Last month Uber announced it would move its regional headquarters to Hong Kong and establish an innovation and engineering hub – if the government could offer regulatory certainty for its future here. The company has embarked on a large-scale PR campaign, with Facebook ads and direct emails urging people to contact the government and demand regulation of ride-sharing services.

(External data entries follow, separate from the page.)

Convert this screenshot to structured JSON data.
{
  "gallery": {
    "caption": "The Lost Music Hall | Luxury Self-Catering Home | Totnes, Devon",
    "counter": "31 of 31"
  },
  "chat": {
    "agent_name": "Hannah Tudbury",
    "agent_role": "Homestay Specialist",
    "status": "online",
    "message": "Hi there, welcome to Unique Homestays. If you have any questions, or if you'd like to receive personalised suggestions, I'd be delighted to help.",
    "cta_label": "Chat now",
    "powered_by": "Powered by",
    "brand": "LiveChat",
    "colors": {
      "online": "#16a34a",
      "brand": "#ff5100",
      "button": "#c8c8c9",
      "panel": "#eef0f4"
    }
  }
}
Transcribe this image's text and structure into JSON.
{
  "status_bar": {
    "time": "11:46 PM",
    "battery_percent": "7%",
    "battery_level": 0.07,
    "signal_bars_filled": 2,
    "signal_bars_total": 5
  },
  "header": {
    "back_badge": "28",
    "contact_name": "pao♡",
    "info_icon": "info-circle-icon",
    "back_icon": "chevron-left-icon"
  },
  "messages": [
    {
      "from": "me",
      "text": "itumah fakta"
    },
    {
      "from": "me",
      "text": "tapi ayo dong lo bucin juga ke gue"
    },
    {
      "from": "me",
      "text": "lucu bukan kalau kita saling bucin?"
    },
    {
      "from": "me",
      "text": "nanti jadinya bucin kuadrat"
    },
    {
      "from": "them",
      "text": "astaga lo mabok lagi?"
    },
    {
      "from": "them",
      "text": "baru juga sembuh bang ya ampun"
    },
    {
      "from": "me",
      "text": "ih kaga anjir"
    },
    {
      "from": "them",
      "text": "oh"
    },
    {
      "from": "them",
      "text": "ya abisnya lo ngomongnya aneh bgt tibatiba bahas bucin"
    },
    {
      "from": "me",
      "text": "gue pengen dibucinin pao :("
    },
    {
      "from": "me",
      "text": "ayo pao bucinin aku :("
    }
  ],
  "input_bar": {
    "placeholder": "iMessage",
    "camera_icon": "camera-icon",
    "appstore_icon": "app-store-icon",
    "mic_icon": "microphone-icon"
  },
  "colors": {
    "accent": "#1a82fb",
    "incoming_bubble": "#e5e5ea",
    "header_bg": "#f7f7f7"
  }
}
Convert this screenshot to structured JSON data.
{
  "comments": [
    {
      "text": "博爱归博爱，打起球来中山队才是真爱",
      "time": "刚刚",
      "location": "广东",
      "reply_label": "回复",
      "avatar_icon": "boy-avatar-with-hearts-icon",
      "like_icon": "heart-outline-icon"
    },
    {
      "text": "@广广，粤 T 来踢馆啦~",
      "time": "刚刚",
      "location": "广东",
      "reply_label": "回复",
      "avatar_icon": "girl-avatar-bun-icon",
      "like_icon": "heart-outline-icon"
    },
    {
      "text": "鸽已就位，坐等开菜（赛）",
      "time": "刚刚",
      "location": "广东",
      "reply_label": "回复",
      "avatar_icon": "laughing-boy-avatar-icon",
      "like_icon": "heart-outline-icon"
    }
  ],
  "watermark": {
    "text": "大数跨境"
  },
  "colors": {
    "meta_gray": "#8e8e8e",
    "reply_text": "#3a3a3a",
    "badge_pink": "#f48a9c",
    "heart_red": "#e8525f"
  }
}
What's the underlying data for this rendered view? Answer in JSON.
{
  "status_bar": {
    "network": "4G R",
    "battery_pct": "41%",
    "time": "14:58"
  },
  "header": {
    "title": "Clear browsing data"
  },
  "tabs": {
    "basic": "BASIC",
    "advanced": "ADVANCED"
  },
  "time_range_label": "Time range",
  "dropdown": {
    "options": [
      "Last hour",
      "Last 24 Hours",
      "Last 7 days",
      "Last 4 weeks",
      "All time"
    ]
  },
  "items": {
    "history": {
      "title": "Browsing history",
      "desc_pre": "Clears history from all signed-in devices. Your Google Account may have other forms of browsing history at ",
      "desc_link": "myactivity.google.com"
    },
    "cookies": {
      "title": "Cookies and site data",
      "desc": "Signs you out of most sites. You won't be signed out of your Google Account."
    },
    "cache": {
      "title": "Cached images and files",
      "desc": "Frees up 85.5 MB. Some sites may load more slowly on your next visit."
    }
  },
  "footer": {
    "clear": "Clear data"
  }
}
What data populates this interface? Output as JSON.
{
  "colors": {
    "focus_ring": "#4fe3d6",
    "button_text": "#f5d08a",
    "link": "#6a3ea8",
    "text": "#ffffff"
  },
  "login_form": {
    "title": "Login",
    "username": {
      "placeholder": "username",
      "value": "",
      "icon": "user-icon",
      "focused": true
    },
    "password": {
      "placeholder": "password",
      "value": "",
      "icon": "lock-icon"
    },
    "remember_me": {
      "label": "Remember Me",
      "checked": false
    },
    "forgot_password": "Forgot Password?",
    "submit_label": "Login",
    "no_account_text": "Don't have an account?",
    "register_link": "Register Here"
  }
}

IT sector lawmaker Charles Mok says Uber is welcomed by most Hong Kong people. “It’s hated only by the vested interests, the taxi trade,” he says. “Bottom line is, people want the service. And they don’t want the terrible, horrible services of the taxi trade. The government is denying us that choice,” he says.
“I don’t mean everything about Uber is good,” continues Mok. “They have their share of problems: labour issues, safety issues, many more, but still, either you regulate them, or you ban them all. But our government’s motto is ‘do less, fewer mistakes’,” he says. “That’s why Hong Kong is a history museum.”
A police sting in 2017 saw 22 Uber drivers arrested, with police threatening further crackdowns against illegal ride-share services. Despite the legal grey areas of ride sharing, Uber says it’s been a part of “tens of millions of trips to over 25 percent of the population of Hong Kong.” The company says it has almost 250,000 “driver-partners” now.
In the US last year, the firm admitted that its services, together with those of ride share firm Lyft, are “likely contributing to an increase in congestion.” Uber’s head of global policy for public transportation, Chris Pangilinan, who made that statement, said that the scale of Uber/Lyft’s contribution to congestion was dwarfed by private cars and commercial traffic. Nevertheless, Uber and Lyft accounted for 13% of vehicle-miles travelled in San Francisco in September 2018.